In the analysis of most spatiotemporal processes in environmental studies, observations present skewed distributions. Typically a single transformation of the data is used to approximate normality, and a stationary and isotropic (invariant under translation and rotation about the origin) Gaussian process (GP) is fitted to the transformed data. However, it can be shown that commonly-used transformations (e.g. log and square-root) induce non-stationarity in the data when considered on the original scale. Therefore, the use of transformations should be avoided as some sort of non-stationarity is induced to the original process.

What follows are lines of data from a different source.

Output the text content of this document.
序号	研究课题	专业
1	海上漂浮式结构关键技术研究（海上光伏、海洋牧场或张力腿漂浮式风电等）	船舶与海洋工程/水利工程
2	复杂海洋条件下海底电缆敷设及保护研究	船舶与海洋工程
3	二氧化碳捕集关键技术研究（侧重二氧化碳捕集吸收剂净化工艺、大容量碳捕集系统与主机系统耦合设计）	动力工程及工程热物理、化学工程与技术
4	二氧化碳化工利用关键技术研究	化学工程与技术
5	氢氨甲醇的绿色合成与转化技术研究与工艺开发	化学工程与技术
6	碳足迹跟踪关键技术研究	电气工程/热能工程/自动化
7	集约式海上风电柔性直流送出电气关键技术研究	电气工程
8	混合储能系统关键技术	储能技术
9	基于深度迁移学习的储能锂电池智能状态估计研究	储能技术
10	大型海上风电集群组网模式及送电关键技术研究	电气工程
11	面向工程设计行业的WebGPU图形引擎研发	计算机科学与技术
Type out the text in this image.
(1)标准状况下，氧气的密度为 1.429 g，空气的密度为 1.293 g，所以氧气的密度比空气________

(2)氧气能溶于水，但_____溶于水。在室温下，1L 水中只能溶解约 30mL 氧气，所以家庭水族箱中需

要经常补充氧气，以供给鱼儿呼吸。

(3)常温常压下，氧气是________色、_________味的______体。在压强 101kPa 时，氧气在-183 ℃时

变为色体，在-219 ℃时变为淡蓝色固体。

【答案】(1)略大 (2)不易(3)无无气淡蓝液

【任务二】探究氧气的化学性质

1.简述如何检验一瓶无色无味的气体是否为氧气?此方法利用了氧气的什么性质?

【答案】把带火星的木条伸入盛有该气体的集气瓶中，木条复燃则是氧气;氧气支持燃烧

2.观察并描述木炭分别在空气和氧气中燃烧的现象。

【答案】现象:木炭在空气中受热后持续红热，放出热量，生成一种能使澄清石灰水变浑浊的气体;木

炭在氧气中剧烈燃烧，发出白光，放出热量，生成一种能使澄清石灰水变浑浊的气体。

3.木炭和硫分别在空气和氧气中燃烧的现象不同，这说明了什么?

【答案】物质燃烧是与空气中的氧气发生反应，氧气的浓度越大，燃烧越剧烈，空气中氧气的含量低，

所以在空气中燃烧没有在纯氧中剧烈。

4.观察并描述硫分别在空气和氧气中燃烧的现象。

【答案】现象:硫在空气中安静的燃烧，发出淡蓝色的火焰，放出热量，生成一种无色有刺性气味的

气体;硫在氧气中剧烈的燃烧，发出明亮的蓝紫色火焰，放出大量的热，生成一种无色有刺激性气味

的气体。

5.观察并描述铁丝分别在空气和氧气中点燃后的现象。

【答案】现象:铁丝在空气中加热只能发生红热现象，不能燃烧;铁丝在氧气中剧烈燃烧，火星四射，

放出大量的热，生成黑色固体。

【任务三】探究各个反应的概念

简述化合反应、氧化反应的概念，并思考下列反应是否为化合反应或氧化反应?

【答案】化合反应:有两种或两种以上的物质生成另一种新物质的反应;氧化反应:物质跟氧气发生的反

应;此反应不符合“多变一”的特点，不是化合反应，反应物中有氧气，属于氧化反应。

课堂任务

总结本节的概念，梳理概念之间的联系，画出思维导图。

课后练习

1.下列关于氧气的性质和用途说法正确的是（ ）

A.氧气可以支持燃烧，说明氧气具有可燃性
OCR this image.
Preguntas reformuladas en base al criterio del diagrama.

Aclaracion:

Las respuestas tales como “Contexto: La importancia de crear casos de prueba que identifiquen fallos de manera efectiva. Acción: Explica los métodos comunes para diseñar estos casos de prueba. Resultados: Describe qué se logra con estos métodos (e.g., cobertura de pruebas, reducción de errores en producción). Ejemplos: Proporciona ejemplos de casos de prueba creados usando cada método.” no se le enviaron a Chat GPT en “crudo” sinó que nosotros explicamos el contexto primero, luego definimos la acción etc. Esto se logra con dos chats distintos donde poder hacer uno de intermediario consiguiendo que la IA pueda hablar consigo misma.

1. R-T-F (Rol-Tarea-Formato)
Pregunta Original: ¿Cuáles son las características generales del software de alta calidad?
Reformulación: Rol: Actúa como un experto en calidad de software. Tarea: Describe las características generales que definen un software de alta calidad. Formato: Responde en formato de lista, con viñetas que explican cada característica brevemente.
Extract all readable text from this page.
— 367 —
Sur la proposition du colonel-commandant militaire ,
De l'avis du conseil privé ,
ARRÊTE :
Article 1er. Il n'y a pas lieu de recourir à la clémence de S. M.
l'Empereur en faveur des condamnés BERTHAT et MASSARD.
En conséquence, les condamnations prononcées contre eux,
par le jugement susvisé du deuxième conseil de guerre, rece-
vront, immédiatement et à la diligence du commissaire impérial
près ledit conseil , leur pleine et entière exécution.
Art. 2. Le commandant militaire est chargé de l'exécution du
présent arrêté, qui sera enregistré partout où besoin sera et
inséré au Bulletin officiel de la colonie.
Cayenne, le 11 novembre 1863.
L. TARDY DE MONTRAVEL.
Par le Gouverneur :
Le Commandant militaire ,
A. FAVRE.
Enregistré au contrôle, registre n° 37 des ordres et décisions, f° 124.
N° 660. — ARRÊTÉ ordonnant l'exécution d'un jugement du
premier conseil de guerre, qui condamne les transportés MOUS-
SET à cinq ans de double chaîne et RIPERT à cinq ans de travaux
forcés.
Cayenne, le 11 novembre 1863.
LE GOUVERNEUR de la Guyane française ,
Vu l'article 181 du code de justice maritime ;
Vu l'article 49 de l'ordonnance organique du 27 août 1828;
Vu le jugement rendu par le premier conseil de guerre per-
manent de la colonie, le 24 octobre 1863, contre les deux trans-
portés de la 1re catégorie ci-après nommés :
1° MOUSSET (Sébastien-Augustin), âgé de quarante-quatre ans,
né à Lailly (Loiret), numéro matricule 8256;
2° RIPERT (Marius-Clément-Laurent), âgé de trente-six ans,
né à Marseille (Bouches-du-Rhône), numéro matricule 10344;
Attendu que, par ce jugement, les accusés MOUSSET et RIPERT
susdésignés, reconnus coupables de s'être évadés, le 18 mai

A key focus of my research programme over the next five years will be to develop models for uni- and multivariate spatiotemporal processes that do not require transformation of the data, but rather can be applied to the data on their original scale. I will investigate mixtures of distributions to model processes that show skewness and kurtosis greater than those of the skew normal distribution. Theoretical properties of the proposed models, such as the resultant covariance structure, kurtosis, and skewness, will be derived. These models will involve high-dimensional processes; I will therefore incorporate dimension-reduction techniques to the proposed models for large datasets. Inference will be performed under the Bayesian paradigm, and Markov chain Monte Carlo (MCMC) methods will be used to obtain samples from the posterior distribution. Packages in R will be made available to assist in the dissemination and implementation of the proposed models to a wide audience.